A voir, Les critiques, Paris, Théâtre

photo JO

Dans une forme aussi modeste qu’efficace, la compagnie Le cri de l’armoire explore avec 2 sœurs les mécanismes de la peur, la façon dont celle-ci opère et se construit, seul ou à plusieurs.

Cela commence le plus simplement du monde : sur un plateau aux faibles lumières et occupé de quelques planches installées à la verticale à cour – signifiant une armoire – et de bûches de bois au centre (faisant office de tabouret ou dessinant un feu de camp), un personnage entre et se place à l’avant-scène. Vêtu assez classiquement (pantalon, polo, veste) ce jeune homme prénommé Marc – doctorant en ethnologie étudiant les phénomènes d’hystérie collective – commence à s’adresser directement au public.

Évoquant d’abord l’acquisition d’une armoire trouvée dans une brocante, il enchaîne sur d’autres récits : sa participation supposée à un speed-dating auquel son frère l’a inscrit ; sa rencontre avec Lisa dans un café – second coup de foudre tout aussi inattendu que celui pour l’armoire ; la relation qui s’instaure entre eux et le caractère insaisissable de la jeune femme ; la découverte dans la fameuse armoire d’un carnet, journal intime d’Aïleen O’Leary une jeune irlandaise ; le voyage de Marc et de son ami Fabien pour retrouver les traces d’Aïleen et de sa sœur ; la plongée dans le passé racontant la persécution dont furent victimes les sœurs au début des années 50 ; les assassinats inquiétants qui se passèrent alors ; la résurgence de ces derniers et le bouleversement de la vie de Marc ; etc., etc.
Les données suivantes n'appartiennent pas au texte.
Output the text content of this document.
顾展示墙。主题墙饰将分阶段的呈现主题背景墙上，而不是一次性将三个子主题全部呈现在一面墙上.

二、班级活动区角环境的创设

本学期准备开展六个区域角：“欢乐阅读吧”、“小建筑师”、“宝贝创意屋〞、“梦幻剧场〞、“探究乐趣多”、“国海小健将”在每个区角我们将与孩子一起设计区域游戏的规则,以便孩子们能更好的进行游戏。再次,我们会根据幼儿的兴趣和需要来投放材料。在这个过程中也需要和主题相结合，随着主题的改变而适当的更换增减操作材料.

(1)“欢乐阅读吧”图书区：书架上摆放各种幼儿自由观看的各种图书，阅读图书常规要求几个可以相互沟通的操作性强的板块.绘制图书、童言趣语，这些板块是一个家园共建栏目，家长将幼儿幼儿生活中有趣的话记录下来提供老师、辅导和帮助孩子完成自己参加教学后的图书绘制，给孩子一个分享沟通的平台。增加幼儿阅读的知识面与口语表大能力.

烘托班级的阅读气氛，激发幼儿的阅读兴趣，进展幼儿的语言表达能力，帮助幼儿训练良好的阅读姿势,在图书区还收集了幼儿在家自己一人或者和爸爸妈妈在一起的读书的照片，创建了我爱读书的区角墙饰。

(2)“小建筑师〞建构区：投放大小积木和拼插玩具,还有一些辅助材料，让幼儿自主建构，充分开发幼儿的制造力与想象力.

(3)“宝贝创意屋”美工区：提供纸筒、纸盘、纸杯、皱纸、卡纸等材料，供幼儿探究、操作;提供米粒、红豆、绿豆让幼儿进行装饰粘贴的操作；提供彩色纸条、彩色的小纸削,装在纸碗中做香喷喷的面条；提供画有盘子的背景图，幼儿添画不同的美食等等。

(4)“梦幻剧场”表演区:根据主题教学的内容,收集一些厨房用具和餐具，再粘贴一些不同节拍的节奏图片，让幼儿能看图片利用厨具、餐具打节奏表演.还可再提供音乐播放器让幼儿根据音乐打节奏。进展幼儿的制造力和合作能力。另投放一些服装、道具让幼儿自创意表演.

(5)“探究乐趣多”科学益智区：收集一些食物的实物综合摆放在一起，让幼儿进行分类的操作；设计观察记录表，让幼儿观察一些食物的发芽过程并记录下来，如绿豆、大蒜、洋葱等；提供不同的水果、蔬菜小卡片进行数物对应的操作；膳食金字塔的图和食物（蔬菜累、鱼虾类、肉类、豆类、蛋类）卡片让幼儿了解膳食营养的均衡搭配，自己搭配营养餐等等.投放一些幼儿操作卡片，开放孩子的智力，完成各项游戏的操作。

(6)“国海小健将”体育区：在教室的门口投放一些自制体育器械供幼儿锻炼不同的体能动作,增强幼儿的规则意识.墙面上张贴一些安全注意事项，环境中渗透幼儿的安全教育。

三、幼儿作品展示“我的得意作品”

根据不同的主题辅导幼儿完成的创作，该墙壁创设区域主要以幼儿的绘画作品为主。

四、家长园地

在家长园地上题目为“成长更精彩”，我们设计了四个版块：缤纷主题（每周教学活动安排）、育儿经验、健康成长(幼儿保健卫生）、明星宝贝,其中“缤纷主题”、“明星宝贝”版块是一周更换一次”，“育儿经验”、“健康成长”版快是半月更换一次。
Avec un talent de narrateur remarquable tant par sa manière de nous tenir en haleine, d’immédiatement nous saisir et embarquer dans son récit, que par sa capacité à nous balader d’un lieu et d’une époque à l’autre, Marien Tillet tient la barre de bout en bout. S’il quitte parfois l’avant-scène pour rejoindre le tabouret de bûches où il interprète alors au violon des musiques aux accents traditionnels irlandais, chacun de ces déplacements est aussi économe que signifiant. Soutenu par une subtile création lumières travaillant la pénombre et le clair-obscur, l’auteur metteur en scène et comédien déploie ici un art du récit évoquant la maîtrise du comédien-conteur Sébastien Barrier. L’on retrouve l’adresse directe, l’entrée de plain-pied dans une histoire, les détails précis et a priori insignifiants révélant progressivement des motifs souterrains, la manière de relier l’ensemble des histoires.
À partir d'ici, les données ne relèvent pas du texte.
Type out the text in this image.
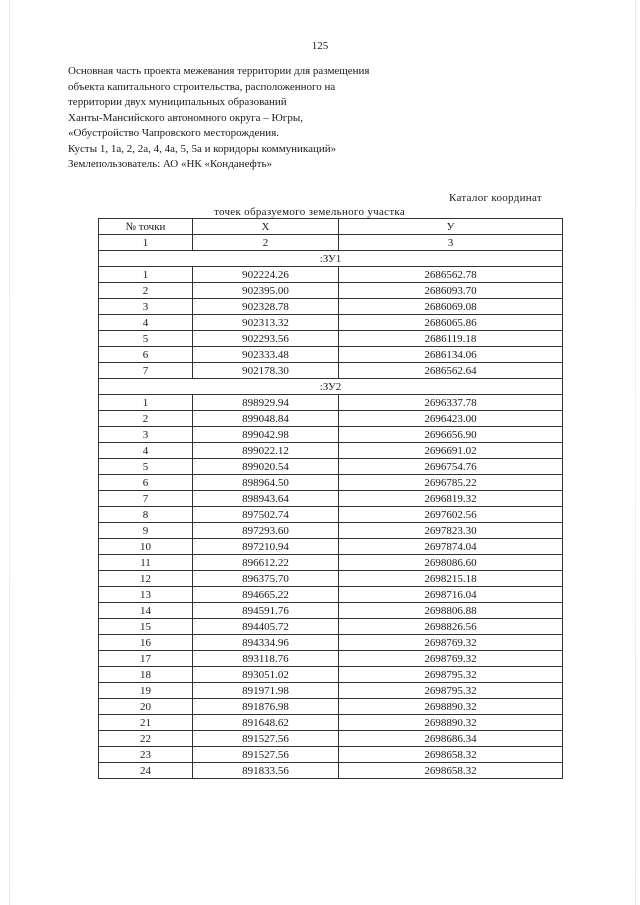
125
Основная часть проекта межевания территории для размещения
объекта капитального строительства, расположенного на
территории двух муниципальных образований
Ханты-Мансийского автономного округа – Югры,
«Обустройство Чапровского месторождения.
Кусты 1, 1а, 2, 2а, 4, 4а, 5, 5а и коридоры коммуникаций»
Землепользователь: АО «НК «Конданефть»
Каталог координат
точек образуемого земельного участка
№ точки	Х	У
1	2	3
:ЗУ1		
1	902224.26	2686562.78
2	902395.00	2686093.70
3	902328.78	2686069.08
4	902313.32	2686065.86
5	902293.56	2686119.18
6	902333.48	2686134.06
7	902178.30	2686562.64
:ЗУ2		
1	898929.94	2696337.78
2	899048.84	2696423.00
3	899042.98	2696656.90
4	899022.12	2696691.02
5	899020.54	2696754.76
6	898964.50	2696785.22
7	898943.64	2696819.32
8	897502.74	2697602.56
9	897293.60	2697823.30
10	897210.94	2697874.04
11	896612.22	2698086.60
12	896375.70	2698215.18
13	894665.22	2698716.04
14	894591.76	2698806.88
15	894405.72	2698826.56
16	894334.96	2698769.32
17	893118.76	2698769.32
18	893051.02	2698795.32
19	891971.98	2698795.32
20	891876.98	2698890.32
21	891648.62	2698890.32
22	891527.56	2698686.34
23	891527.56	2698658.32
24	891833.56	2698658.32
Mais à travers cette affaire d’hystérie collective et le récit de la persécution de deux jeunes femmes dans l’Irlande rurale du mi-temps du XXe siècle, à travers la mise en jeu de la manière dont les croyances et les dynamiques de groupe peuvent aboutir à la mise en place de systèmes d’oppressions, d’exclusions et de violence à l’encontre des plus faibles, Marien Tillet livre également un aussi inquiétant que stimulant objet théâtral.

Soit un spectacle travaillant la peur. Une peur que l’on éprouve concrètement, se rappelant au passage à quel point celle-ci existe au pluriel– de la simple phobie des araignées aux peurs ancrées socialement et fondées collectivement sur le rejet de la différence. Pour nous faire ressentir ces émotions, 2 sœurs explore avec intelligence les mécanismes du récit, travaillant le suspense, l’étrange, le fantastique, les ambiguïtés, le trouble. Le texte comme la mise en scène jouent de la suggestion – nous sommes bien loin ici de l’horrifique et de la débauche d’hémoglobine propre au théâtre du Grand-guignol – et explorent les possibles de l’inattendu. L’histoire, ancrée dans un récit du quotidien renvoyant à notre monde contemporain permet rapidement aux spectateurs d’adhérer, et même mieux, d’intégrer l’univers de croyance des personnages. Outre la frayeur, l’on éprouve alors moult autres émotions : surprise, inquiétude, soulagement, suspense, joie. Dominé par une modestie formelle aussi fructueuse que revendiquée, l’ensemble embrasse une diversité de sentiments, de registres, de rythmes pour nous rappeler à quel point « le contexte donne la valeur à un événement ». Qu’il s’agisse du contexte d’un récit, comme d’une vie.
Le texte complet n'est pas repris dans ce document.